Sadece bir haftalık bir ara olmasına karşılık takımlar Rusya’dan Japonya’ya gelirken sezonun son yarışlarına takımların getirdiği güncellemelerin ardı arkası kesilmiyor. Takımların çoğu bu güncellemelerden gelecek olan verileri 2019 aracında kullanacağı bilinmekte.
Honda takımı kendi evine gelirken yeni bir motor getirdi. Bu motoru Rusya’da antrenmanda deneyen Japon üretici bir hafta sonra yarış hafta sonunun tamamında kullandı.
Mercedes’in V6 motoru gibi 2017’den beri Honda takımı da kompresör bölgesini ‘v’ motorun ön tarafında bulundurmakta. Bu konumlandırma kompresör oranını arttırarak güç anlamında kazanç sağlamakta. Ancak bu tasarım yakıt deposunun yeniden tasarlanması anlamına gelmekteydi.
Yeşil ok ile gösterilen bölgede debriyaj bulunmakta. 15.000 devir limitli V6 motorun tıpkı Mercedes gibi böyle bir yöntem kullandığı gözükmekte.
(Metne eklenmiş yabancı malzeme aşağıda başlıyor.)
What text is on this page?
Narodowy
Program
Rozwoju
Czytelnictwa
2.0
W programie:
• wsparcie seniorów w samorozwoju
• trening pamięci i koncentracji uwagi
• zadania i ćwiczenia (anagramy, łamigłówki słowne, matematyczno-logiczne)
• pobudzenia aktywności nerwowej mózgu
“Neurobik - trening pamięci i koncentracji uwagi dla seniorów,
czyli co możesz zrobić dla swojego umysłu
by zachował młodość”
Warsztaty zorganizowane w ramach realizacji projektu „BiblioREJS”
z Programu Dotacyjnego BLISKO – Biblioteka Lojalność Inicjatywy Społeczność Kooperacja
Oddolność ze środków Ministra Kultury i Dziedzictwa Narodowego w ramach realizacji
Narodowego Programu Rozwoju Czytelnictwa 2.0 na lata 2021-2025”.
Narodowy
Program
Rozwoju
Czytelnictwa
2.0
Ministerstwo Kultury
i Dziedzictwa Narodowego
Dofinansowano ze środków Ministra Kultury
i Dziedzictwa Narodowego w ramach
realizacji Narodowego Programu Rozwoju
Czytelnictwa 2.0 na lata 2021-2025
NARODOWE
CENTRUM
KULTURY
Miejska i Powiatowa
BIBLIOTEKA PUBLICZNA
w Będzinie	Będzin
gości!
Toro Rosso için ikinci versiyon ilk olarak Montreal pistinde, ardından Sochi’de yeni jenerasyon motor getirildi. Fakat her iki pilotun ifadesine göre motorda tork zaman zaman gidip geldiğini ve güç ünitesinin tepkilerinin stabil olmadığını söyledikleri için takım eski motora geri dönmüştü.
Honda bu durumun üzerine yaptıkları haritalama sistemini analiz etti ve dyno yardımıyla optimum seviyeye getirildi. Bu da vites kutusunda oluşan salınımın (oscillation) önüne geçti.
Fakat dynodan alınan veriler ile pistte uyuşmazlıklar oluştu. Gasly Cumartesi antrenmanlarında salınımın özellikle vites arttırırken çok fazla olduğunu söyledi.
Bu durumu çözmeye çalışan Honda gece boyunca çalıştı ve FIA’ya yazılım ile durumu halledebileceğini belirtti. Fakat kapalı park kurallarına göre bu işlem yasaktı. Toro Rosso takımı bu nedenle bu yazılımı kullanamadı.
Her ne olursa olsun STR13 performans olarak iyi bir iş çıkartmıştı ve sıralamalarda 6. ve 7. sırayı almıştı.
Honda teknik şefi Toyoharu Tanabe; “Performans açısından oldukça mutluyuz. Vites atarken oluşan salınımlar düşük devirlerde tork aktarımından ötürü kaynaklanmakta. Sanırım burada aldığımız verilere bakarak gelecek yarışta gelişeceğimizi düşünüyorum.”
Kesin olan şey henüz sürülebilirlik olarak Honda’nun ideal seviyede olmadığı gözükmekte. Güç anlamında ünitenin Renault seviyelerinde olduğu gözükmekte ve Japon mühendisler yaşadıkları sıkıntıların içerisinden kendilerine çizecek bir yl bulmuşlar gibi gözüküyor.
Japonya’ya gelirken farklı takımların farklı güncellemeler yaptığı görüldü. Ferrari’ye gelirsek, SF71H yeni bir tabana sahipti. Hem Sebastian Vettel hem de Kimi Raikkonen arka lastiklerin önünde bulunan yarıkta değişikliğe gitti.
Ferrari ve Mercedes’in ‘Red Bull’ tarzı ön kanada geçmesinden bir hafta sonra Red Bull (sarı ok) kendi kanadını revize etti.
Bu kanatların lastik tarafında bulunan hava akımını değiştirmesinin yanı sıra yeni sezonda bu tarz yapılanmaları göremiyor olacağız.
Mercedes’in fren soğutma kanalları ile lastik kullanım performansı giderek arttı. Lewis Hamilton ve Valtteri Bottas Suzuka’ya gelirken W09 üzerinde bulunan arka fren soğutucuları daha dar bir yapıya sahip olduğu görüldü.
Mercedes ve McLaren takımları arka kanatlarında ufak bir değişikliğe gittiler. Sürüklenme etkisini azaltmak için yarıklı bölümlerin ortadan kaldırıldığı iki takımda da görüldü.
McLaren sezon boyunca Monza dışındaki pistlerde yarıkları olan kanadı kullandığı görülmüştü. Mercedes takımının Avusturya’da pist sürdüğü yarıklı kanatın önce Almanya’da ardından Macaristan ve son olarak Singapur’da revize edildiği görülmüştü.
Suzuka’da Williams’ın aracında daha geniş hava soğutma kanalları olduğu görüldü. Bu tür bir sistemin Ferrari tarafından İngiltere’de test edildiği görülmüştü.